Catcher took a few in his hand, and we both peered at them. Instead of a having a person’s name, they just had numbers written on the labels for identification. “I guess that’s one way to keep things ultra-secretive,” Catcher said.

“I wonder if he has the numbers written down with the corresponding drugs, or if he just committed all that to memory.”

After looking at the shelf again, Catcher said, “Since there only looks like five to ten types of drugs, he most likely committed the preparation of them all to memory. Most likely this whole operation was based on memory. Without a paper or computer trail of ingredients or descriptions, he made it impossible for someone to steal his business.

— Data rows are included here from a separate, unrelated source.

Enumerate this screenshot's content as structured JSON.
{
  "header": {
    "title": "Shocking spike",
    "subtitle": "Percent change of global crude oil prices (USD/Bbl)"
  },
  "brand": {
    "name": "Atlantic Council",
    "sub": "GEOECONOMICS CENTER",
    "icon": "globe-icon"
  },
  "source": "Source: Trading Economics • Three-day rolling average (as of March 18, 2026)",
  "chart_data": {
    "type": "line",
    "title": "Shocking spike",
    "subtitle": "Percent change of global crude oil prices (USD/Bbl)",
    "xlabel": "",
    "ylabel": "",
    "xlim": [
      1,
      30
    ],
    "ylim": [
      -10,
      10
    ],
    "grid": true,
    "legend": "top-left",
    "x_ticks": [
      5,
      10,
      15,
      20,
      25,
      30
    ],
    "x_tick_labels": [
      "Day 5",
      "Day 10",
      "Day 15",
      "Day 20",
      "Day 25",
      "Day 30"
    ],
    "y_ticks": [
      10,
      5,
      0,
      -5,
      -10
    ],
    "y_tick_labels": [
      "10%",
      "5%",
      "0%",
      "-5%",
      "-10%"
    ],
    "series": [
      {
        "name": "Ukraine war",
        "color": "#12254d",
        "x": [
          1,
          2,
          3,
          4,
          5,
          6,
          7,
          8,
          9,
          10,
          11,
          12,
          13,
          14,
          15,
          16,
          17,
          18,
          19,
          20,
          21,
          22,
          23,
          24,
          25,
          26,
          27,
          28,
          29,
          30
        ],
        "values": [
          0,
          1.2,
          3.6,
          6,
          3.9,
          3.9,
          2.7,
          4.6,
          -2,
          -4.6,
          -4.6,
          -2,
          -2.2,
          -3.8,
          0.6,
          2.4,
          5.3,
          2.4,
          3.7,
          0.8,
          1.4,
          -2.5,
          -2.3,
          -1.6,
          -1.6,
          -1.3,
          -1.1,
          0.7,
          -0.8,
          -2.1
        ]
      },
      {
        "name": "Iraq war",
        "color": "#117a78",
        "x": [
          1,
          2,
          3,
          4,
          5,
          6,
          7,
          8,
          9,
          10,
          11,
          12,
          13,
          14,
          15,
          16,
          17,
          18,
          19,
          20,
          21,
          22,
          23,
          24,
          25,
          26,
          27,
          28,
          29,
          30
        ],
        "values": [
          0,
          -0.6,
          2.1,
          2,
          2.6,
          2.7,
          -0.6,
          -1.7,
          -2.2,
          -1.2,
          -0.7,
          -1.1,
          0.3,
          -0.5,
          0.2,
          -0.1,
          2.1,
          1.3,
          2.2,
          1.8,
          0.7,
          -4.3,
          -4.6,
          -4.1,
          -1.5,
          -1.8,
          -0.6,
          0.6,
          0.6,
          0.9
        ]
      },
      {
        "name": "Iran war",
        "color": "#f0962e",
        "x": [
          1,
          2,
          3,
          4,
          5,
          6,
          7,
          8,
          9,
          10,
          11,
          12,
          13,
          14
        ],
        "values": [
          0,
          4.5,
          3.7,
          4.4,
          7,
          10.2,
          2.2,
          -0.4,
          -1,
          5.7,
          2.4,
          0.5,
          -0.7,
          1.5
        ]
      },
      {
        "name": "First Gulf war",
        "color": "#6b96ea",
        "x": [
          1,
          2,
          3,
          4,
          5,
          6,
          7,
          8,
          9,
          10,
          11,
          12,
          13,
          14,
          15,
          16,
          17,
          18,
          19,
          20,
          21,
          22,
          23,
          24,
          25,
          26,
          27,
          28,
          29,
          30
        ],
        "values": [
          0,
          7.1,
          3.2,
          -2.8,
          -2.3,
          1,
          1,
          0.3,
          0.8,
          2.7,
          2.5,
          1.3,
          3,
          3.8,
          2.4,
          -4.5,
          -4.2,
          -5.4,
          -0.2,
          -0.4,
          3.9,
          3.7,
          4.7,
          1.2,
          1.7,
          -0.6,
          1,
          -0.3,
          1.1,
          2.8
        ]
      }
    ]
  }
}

Not to mention if he was caught, it would make it hard on the authorities to prove what he was cooking up down here without extensive testing.”

“Pretty ingenious,” I remarked.

“It sure as hell was.” Catcher reached into his kit and pulled out a few plastic baggies. “I’m going to take a few of these, so our lab can analyze them.”

As Catcher bagged the bottles, I searched the room for anything else vital to the case like a record book. But I came up with nothing. Randy really ran a very tight and secretive ship.

“Okay. I think that’s everything. Let’s get out of here,” Catcher said.

I nodded and followed him out of the room and down the tunnel. When we got back to the basement, Catcher took out his phone to call in what he had found to the GBI field office.

As he talked to one of his supervisors, I went over to the juke box. I ran my fingers enviously over the buttons. If I ever allowed myself to make an impulse buy, it would be for a juke box of my own filled with the oldies, especially Motown. It seemed Randy and I had similar tastes.

I had been so enthralled by reading the musical selections that I hadn’t heard Catcher come up behind me. His voice caused me to jump. “I gotta go run these into the lab tonight since we have a technician working late.”

My fingers hit the buttons before I turned around, and before I knew it, Runaround Sue by Dion began playing. “Here’s my story. It’s sad but true…”

Catcher groaned. “Of all the songs.”

“You’re not a fan of the oldies?” I asked while my heart shriveled a little.

“It’s not that. It’s just the song itself.” He exhaled a deep sigh. “The girl who tore out my heart and stomped the poor bastard flat was named Sue.”